Seconda istanza: «Impegnarsi attivamente affinché non vengano interrotte le attività di monitoraggio su suolo, sottosuolo e acque, per accertare le concentrazioni di idrocarburi e altri inquinanti e il relativo grado di rischio per la salute e l’ambiente». Terzo: «Condividere nella massima trasparenza con la cittadinanza e con tutti i portatori di interesse ogni successivo passaggio e progetto che comporti l’impiego delle risorse vincolate mediante il ricorso a strumenti partecipativi».
Morale: le delucidazioni del sindaco Andrea Virgilio e le garanzie ulteriori fornite dal presidente del consiglio comunale, Luciano Pizzetti, non sono bastate. Il ‘nemico’ interno, evidentemente, non si fida. «È montato un senso di disagio in relazione alla prospettiva di un uso inadeguato delle risorse derivanti dai risarcimenti Tamoil, esito di una battaglia di alto profilo civico — entrano nel merito i quattro proponenti della petizione —. E per questo abbiamo avvertito subito l’urgenza di approfondire e provare a fare qualcosa per scongiurare un errore clamoroso, elaborando un testo che contenesse anche elementi propositivi e che potesse raccogliere il senso di quel sentimento che l’amministrazione comunale dà l’impressione di non aver colto».

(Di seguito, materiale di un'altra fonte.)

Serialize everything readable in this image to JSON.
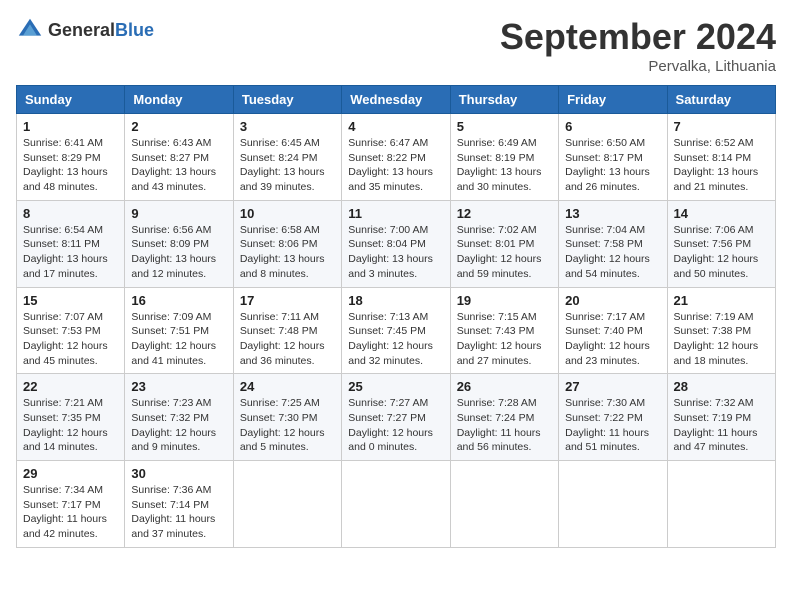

Pare anche politica, però la mobilitazione. Almeno, così lascia intendere la stilettata chiaramente rivolta a Pizzetti, seppure mai citato: «Mentre da palazzo fischiavano parole di piombo, tese a definire unilateralmente i concetti di bene comune e riqualificazione ambientale, ci siamo fatti interpreti di una visione diversa, ugualmente legittima e profondamente pragmatica, assolutamente trasversale, senza alcuna bandiera di partito ma con l’unica, salda, motivazione di non disperdere insieme a quei soldi i valori che ogni singolo centesimo di quelle somme rappresenta: il valore del coraggio di chi si è costituito personalmente in giudizio contro un colosso del petrolio; il valore di chi ancora oggi conduce battaglie legali difficilissime (si pensi alle cause intentate dalle società canottieri); il valore di chi non si rassegna all’abbandono della prospettiva di bonifica da parte dei responsabili dell’inquinamento, tuttora presente sotto un tappeto di impianti attivi; la dignità di una città che chiede giustizia». Brucia ancora, la fiamma della raffineria. Spenta.